In 2016, there were 324 coal plants in Europe. Today’s announcement by EDF that their 2GW plant West Burton A will close in 2022 is the 162nd retirement announcement since then. This means that in just 5 years, half of Europe’s coal fleet has made plans to close before 2030.
It’s not hard to see why: coal generation has halved within the EU since 2015 due to competition with wind and solar, with the impact of Covid-19 further accelerating coal’s decline in 2020. The falling cost of renewable power generation alongside an increasing carbon price has made coal uncompetitive, with the result that in many countries coal plants have lost running hours and often rely on government subsidies to make a profit. While coal generation could rebound from the effects of covid over the next year, increasing renewable capacity over the next decade will only continue to eat into coal‘s running time. As Europe recovers from the pandemic, it has the opportunity to step up renewables deployment to replace coal and achieve a 2030 EU-wide coal phase-out.
Ignoring the evidence
Despite this, our analysis of EU National Energy and Climate Plans (NECPs) shows that European countries plan for 282TWh of coal generation in 2030. That is only a 23% decrease in the next 10 years, when the last 5 years have seen a 50% fall.

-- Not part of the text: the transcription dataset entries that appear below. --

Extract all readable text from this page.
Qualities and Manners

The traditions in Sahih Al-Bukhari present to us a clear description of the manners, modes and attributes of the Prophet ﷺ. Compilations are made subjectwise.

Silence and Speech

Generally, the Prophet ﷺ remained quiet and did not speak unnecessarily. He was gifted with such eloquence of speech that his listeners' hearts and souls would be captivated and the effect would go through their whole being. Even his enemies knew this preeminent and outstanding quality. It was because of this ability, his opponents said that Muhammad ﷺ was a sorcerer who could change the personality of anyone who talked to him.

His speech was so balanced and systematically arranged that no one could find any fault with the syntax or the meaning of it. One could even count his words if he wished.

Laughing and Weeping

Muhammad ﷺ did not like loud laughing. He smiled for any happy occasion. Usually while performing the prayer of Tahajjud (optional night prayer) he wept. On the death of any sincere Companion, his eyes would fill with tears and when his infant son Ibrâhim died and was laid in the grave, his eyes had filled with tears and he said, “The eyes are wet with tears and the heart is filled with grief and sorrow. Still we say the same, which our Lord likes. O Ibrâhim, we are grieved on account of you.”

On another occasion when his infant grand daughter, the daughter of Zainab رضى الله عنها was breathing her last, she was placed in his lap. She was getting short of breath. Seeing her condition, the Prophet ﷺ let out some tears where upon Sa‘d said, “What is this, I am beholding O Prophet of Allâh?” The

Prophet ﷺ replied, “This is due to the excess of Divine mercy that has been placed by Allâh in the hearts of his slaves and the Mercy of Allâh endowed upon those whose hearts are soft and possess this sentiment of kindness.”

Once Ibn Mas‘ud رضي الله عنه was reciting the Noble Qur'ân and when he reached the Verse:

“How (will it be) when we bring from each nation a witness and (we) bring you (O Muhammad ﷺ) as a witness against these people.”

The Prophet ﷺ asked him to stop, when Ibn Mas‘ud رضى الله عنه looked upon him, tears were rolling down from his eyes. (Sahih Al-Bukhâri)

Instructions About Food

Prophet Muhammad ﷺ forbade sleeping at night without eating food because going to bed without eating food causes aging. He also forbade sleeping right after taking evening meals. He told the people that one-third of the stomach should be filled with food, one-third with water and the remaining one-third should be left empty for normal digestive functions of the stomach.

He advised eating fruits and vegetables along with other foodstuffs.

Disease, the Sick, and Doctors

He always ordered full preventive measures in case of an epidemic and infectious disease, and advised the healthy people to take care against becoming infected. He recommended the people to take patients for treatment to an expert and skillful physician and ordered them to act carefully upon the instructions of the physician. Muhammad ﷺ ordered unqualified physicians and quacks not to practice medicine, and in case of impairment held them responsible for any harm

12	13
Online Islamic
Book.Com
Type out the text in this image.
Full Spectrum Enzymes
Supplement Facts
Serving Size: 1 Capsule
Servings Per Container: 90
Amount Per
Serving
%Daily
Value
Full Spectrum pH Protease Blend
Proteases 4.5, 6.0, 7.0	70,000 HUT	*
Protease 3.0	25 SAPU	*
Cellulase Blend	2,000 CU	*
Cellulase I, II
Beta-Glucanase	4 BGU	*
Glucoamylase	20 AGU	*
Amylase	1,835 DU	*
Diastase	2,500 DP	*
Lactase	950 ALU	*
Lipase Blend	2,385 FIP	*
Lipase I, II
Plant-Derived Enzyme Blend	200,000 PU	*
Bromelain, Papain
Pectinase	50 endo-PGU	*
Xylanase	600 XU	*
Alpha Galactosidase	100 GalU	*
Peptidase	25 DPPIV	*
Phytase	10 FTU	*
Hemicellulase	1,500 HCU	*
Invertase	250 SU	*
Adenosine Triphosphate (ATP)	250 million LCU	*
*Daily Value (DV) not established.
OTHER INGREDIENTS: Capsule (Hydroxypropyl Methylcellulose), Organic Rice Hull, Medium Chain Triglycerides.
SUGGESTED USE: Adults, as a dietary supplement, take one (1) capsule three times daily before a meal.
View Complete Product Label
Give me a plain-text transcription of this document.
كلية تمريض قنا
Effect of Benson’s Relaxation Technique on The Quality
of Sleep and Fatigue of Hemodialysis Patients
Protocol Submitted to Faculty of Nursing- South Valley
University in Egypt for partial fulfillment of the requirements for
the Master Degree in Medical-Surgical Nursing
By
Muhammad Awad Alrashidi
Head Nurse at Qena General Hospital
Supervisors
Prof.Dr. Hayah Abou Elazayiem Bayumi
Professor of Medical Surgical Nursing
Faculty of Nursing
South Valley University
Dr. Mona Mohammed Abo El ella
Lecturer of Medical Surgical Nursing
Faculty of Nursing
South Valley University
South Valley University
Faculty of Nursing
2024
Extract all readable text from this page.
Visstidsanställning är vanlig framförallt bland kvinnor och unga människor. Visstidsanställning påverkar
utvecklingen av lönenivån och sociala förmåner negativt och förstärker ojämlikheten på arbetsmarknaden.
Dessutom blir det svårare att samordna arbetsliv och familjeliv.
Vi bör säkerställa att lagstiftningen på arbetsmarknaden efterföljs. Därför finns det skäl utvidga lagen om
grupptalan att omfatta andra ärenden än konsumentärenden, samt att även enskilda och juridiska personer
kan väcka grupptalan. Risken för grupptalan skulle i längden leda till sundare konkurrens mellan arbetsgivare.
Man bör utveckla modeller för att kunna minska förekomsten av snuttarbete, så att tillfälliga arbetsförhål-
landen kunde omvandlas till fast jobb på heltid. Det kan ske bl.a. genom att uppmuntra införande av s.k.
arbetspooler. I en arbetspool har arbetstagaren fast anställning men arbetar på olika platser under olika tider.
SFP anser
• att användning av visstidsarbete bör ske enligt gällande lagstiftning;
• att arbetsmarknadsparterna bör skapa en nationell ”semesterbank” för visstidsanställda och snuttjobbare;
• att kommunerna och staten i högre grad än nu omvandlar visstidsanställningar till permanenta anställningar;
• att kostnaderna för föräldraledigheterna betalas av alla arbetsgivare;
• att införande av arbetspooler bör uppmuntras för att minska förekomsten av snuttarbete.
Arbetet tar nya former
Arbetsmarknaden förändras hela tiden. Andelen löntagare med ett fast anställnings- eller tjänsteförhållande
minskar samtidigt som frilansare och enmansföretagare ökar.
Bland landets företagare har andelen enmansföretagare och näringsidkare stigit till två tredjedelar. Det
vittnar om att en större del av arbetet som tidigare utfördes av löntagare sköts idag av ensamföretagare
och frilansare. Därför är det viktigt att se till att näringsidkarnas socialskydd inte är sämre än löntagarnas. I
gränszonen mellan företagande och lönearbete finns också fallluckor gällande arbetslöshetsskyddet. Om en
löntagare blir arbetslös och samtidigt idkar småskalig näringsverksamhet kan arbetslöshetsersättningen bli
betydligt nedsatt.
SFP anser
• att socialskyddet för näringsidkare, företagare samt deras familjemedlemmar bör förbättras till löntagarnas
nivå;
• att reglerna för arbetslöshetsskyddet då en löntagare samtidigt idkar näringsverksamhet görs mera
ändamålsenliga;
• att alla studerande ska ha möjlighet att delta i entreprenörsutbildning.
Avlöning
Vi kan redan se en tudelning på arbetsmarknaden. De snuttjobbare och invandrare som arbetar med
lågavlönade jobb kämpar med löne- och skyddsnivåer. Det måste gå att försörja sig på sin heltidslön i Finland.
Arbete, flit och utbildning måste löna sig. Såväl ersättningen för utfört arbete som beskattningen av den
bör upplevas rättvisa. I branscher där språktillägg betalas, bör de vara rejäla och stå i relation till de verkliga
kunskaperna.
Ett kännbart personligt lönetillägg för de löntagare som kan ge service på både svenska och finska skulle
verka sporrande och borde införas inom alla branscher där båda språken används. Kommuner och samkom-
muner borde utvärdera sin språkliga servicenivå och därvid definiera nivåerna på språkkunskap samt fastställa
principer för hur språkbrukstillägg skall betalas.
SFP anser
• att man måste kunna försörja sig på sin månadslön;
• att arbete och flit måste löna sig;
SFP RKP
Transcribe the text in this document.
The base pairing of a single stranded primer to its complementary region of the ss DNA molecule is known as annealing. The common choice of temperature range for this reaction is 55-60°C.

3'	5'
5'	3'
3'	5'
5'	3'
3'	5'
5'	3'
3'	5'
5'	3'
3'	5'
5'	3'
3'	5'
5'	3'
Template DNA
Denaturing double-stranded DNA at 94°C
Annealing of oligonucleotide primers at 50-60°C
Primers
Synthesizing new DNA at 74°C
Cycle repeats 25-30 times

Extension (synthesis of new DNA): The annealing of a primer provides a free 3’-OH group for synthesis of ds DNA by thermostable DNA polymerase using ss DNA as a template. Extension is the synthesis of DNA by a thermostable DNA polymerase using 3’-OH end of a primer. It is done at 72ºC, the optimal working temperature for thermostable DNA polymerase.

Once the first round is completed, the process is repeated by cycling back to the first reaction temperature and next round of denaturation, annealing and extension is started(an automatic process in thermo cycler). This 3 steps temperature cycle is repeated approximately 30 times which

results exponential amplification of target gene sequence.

Around 90% of the remaining coal is planned by three countries, Germany, Poland & Czechia. We recently showed that Poland alone plans to exceed the EU’s upper limit for coal power by 2030, even under its high ambition scenario.
If coal generation continued to collapse at the same pace as the last five years, it would hit zero by 2026. In comparison NECPs show coal generation barely declining. This means that even though further plant closures are likely, they have not been adequately planned for as governments try to protect jobs by supporting the industry.
Clinging on to coal
However, continuing to burn coal will lead to Europe missing its climate goals. In order to limit global warming to the Paris Agreement’s 1.5 degree target, European coal generation must end by 2030, while the EU’s -55% emissions target necessitates 55TWh of coal generation by the same date. The use of coal above this amount will lead in the long run to a high environmental cost. Even if coal jobs are saved, the communities supported by them will suffer health and economic consequences, along with the wider economy.
The transition away from coal is well underway. Half of the coal plants operating in 2016 have closed or announced that they will close by 2030. Generation from coal has already halved, and wind and solar growth will only continue to make coal more uncompetitive. Europe’s remaining coal countries should plan to smooth the transition by investing in green jobs, rather than propping up a dying industry and damaging the climate in the process.
In just 5 years, half of Europe’s coal fleet has announced plans to close before 2030 and EU-27 coal power generation has halved. But plans for a full EU coal phase-out by 2030 are still half-formed, despite the growing momentum.